J'ai appris à lâcher prise. De l'intolérance et du jugement sur les modes de pensée des autres; de la frustration face aux décisions du gouvernement; de l'impatience face à tout, de l'attente de la fin de cette pandémie à l'attente dans les files interminables des épiceries. Colère, frustration, inquiétude, impatience: ce sont des émotions naturelles, mais tellement improductives, voire contre-productives, c'est donc un bon exercice de les remarquer, d'éviter de trop s'en prendre à elles et de les laisser partir. 

J'ai appris l'acceptation. Semblable à la leçon précédente, celle-ci s'est manifestée en acceptant mes amis et ma famille à la fois malgré et à cause de nos divergences d'opinions ainsi qu'en acceptant la réalité du jour, aussi désagréable ou incroyable qu'elle soit. Tout cela contribue à nous garder ouverts d'esprit, flexibles et, en fin de compte, plus généreux.

J'ai appris de nouvelles compétences informatiques. Plus de temps libre signifiait du temps pour acquérir de nouvelles compétences. J'ai donc appris à utiliser un nouveau programme informatique pour le «DJing», ce que j'avais l'intention de faire depuis des années, et, comme le reste de la planète, j'ai appris à «Zoomer».

J'ai appris à cuisiner de nouveaux plats. Moi aussi, j'ai fait beaucoup de pain, sans parler des biscuits, des gâteaux et des tartes et j'ai essayé beaucoup de nouvelles recettes, certaines plus réussies que d'autres et beaucoup d'entre elles végétaliennes. Je suis végétarienne (et végétalienne occasionnelle) depuis plusieurs années. En fait, ce mois-ci, je rejoins le mouvement Veganuary, donc pas de produits d'origine animale pour les 31 prochains jours (et peut-être plus)!

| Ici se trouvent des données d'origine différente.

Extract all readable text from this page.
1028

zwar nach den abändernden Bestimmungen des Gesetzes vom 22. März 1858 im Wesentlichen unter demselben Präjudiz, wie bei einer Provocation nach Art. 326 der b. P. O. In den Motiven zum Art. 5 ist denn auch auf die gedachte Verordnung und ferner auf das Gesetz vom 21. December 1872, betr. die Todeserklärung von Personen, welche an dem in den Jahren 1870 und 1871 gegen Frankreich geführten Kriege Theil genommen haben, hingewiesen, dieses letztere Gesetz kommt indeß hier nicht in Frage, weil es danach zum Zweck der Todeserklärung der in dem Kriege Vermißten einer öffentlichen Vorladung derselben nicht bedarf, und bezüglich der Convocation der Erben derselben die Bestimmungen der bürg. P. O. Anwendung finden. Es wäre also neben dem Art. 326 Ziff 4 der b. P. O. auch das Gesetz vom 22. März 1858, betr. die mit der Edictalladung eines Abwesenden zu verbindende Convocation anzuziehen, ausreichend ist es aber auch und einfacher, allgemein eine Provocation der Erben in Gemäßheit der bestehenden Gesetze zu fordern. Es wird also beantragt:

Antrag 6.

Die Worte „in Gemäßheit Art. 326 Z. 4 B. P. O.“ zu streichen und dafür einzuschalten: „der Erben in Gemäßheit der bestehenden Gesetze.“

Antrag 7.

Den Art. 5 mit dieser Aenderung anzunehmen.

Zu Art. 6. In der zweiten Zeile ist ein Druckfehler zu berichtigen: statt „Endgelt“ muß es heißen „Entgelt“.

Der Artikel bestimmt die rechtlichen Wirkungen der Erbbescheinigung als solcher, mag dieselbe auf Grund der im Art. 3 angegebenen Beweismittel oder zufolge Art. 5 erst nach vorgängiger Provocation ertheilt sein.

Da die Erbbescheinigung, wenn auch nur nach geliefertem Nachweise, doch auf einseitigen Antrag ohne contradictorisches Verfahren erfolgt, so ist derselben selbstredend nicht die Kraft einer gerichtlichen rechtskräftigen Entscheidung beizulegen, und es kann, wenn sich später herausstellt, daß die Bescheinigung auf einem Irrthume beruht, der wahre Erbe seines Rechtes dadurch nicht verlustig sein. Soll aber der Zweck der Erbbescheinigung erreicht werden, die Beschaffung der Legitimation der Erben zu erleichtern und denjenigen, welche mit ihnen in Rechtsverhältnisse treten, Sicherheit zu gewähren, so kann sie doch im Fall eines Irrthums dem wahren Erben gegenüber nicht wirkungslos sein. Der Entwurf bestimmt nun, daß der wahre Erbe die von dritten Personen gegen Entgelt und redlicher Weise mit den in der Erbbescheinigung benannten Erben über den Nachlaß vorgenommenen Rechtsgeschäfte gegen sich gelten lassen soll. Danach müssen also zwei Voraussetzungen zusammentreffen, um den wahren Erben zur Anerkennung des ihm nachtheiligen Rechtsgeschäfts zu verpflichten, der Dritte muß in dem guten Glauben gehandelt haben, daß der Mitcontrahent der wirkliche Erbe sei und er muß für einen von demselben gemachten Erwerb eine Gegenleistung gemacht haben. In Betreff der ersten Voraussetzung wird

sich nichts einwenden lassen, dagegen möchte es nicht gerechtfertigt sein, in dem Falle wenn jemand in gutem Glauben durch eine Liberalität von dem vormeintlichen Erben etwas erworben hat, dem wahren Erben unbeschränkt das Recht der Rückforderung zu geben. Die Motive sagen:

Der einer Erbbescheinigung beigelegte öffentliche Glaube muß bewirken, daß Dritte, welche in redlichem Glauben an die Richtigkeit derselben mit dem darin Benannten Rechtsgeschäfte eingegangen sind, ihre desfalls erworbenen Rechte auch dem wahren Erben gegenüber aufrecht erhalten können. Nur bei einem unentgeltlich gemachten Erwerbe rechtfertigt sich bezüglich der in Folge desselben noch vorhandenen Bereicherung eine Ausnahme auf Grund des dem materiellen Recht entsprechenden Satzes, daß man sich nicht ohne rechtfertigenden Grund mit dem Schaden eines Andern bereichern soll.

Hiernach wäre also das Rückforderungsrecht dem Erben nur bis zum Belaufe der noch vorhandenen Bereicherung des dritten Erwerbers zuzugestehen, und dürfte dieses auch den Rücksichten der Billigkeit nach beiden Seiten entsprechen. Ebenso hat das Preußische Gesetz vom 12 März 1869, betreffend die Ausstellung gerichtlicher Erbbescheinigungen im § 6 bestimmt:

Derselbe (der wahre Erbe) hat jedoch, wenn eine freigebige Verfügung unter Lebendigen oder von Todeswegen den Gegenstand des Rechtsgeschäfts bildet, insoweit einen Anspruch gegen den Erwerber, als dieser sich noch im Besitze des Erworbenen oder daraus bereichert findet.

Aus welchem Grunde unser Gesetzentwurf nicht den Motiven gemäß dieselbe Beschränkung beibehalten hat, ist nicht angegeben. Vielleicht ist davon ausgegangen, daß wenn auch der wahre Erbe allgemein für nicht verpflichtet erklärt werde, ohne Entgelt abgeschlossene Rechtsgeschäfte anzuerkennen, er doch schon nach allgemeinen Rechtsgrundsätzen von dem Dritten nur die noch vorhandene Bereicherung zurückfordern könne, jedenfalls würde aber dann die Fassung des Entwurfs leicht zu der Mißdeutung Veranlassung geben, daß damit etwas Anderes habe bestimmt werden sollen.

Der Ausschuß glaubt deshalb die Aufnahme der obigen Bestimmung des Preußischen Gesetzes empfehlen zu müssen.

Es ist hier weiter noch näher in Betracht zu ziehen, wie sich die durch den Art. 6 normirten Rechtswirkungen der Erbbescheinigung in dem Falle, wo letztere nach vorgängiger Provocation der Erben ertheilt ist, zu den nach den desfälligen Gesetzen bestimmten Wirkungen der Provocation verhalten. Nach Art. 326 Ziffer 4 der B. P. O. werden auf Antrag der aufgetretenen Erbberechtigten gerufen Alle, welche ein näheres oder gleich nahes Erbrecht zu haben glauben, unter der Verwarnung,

J'ai réappris à écrire. Mon retour initial à l'écriture, après une interruption de dix ans, remonte à six ans en 2014, lorsque j'ai commencé à écrire ce blogue. En 2017, je me suis fixée l'objectif ambitieux d'écrire 20 articles en une seule année - et je l'ai accompli. Ensuite, mon écriture a de nouveau diminué pendant quelques années. L'année passée, j'ai publié huit nouveaux articles et plusieurs traductions. Puis, en novembre, j'ai rejoint le défi NaNoWriMo (National Novel Writing Month) et j'ai écrit 50 000 mots d'un roman en 30 jours. Une semaine et 20 000 mots plus tard, j'avais terminé mon premier brouillon et maintenant j'ai terminé ma première réécriture. Je ne sais pas si mon roman sera publié un jour, mais le terminer est un grand accomplissement d'un objectif de toute une vie, donc je suis fière de moi-même!

Alors, voilà, 2020, dix leçons précieuses que tu m'as apprises. Merci pour toutes et je ne t'oublierai sûrement jamais, mais il était vraiment grand temps pour nous de nous séparer.